You can call them "wings" if you want but they are in fact mathematically called "edges". You can definitely "flip an edge" in every sense of the word. The terms "slice" and "parity" typically refer to an [even#] by [even#] cube, for example a 4x4x4. This author is talking about a 3x3x3.
rainbow tyrant I found that out after . I just kept coming across that video . So I tried it. It labeled it as a fake video in the description (which I never read) 😂🤷🏻♂️
@@ronniebrummett4995 noice i actually did the same thing witha different video when i started...if you want to learn the best and easiest to under stand is the tutorials from rubiks channel.

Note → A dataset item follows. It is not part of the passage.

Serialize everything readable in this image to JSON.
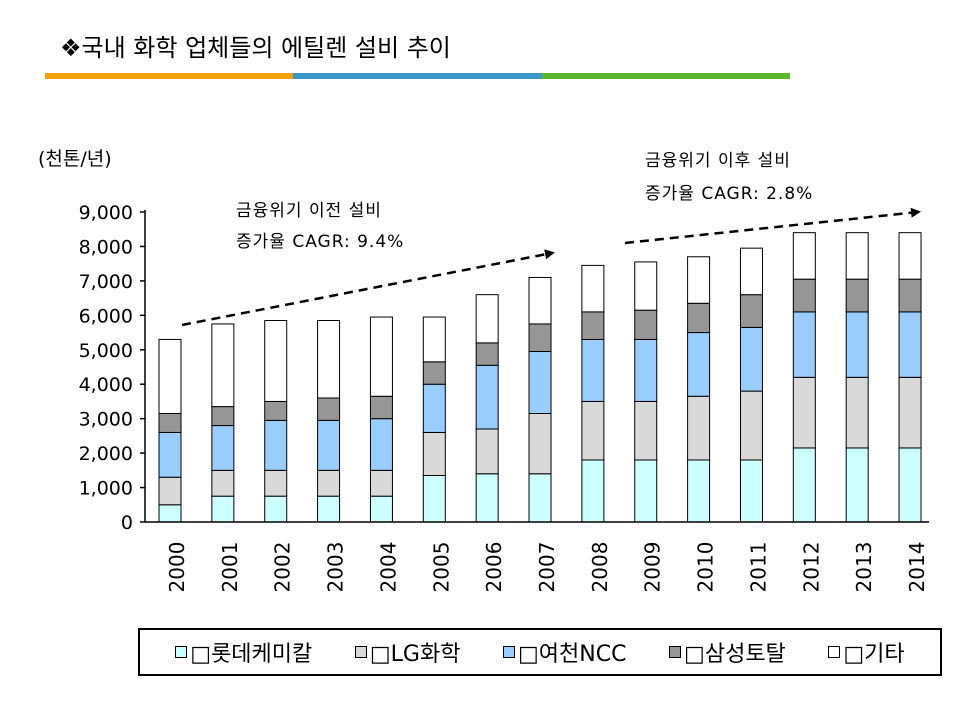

I've seen quite a few of those videos! Nathan Wilson's famous one actually inspired me to think about this topic more, and clarify that such an algorithm is not possible. I would definitely recommend taking some time to try learning it! Maybe even try without a tutorial for a while first.
I prefer to use the minus sign for anticlockwise rotation. Let's name each face of the cube as Right, Left, Up, Down, Front and Back. Then define each rotation as a 90-degree clockwise rotation. R: One 90-degree clockwise rotation of the right face of the cube. 2R = R+R: Two 90-degree clockwise rotation which is equal to 180-degree clockwise rotation. -R: One 90-degree anti-clockwise rotation. 4R = 0: Four rotations is equal to zero since it is a 360-degree rotation and the cube doesn't change. R = -3R: One clockwise rotation is equal to 3 anti-clockwise rotations. With this notation it is possible to add and subtract the rotations. The only problem is that the addition is not commutative: R + U ≠ U + R
There's plenty of ways that a Rubik's cube is related to math! One of the biggest connections between math and the Rubik's cube is group theory, but there's plenty of other connections too.
If I explain how to find the exact number of total combinations that can occur and thus prove that it is almost impossible to find a solution by random moves, would it be a good idea? How does it relate to mathematics again?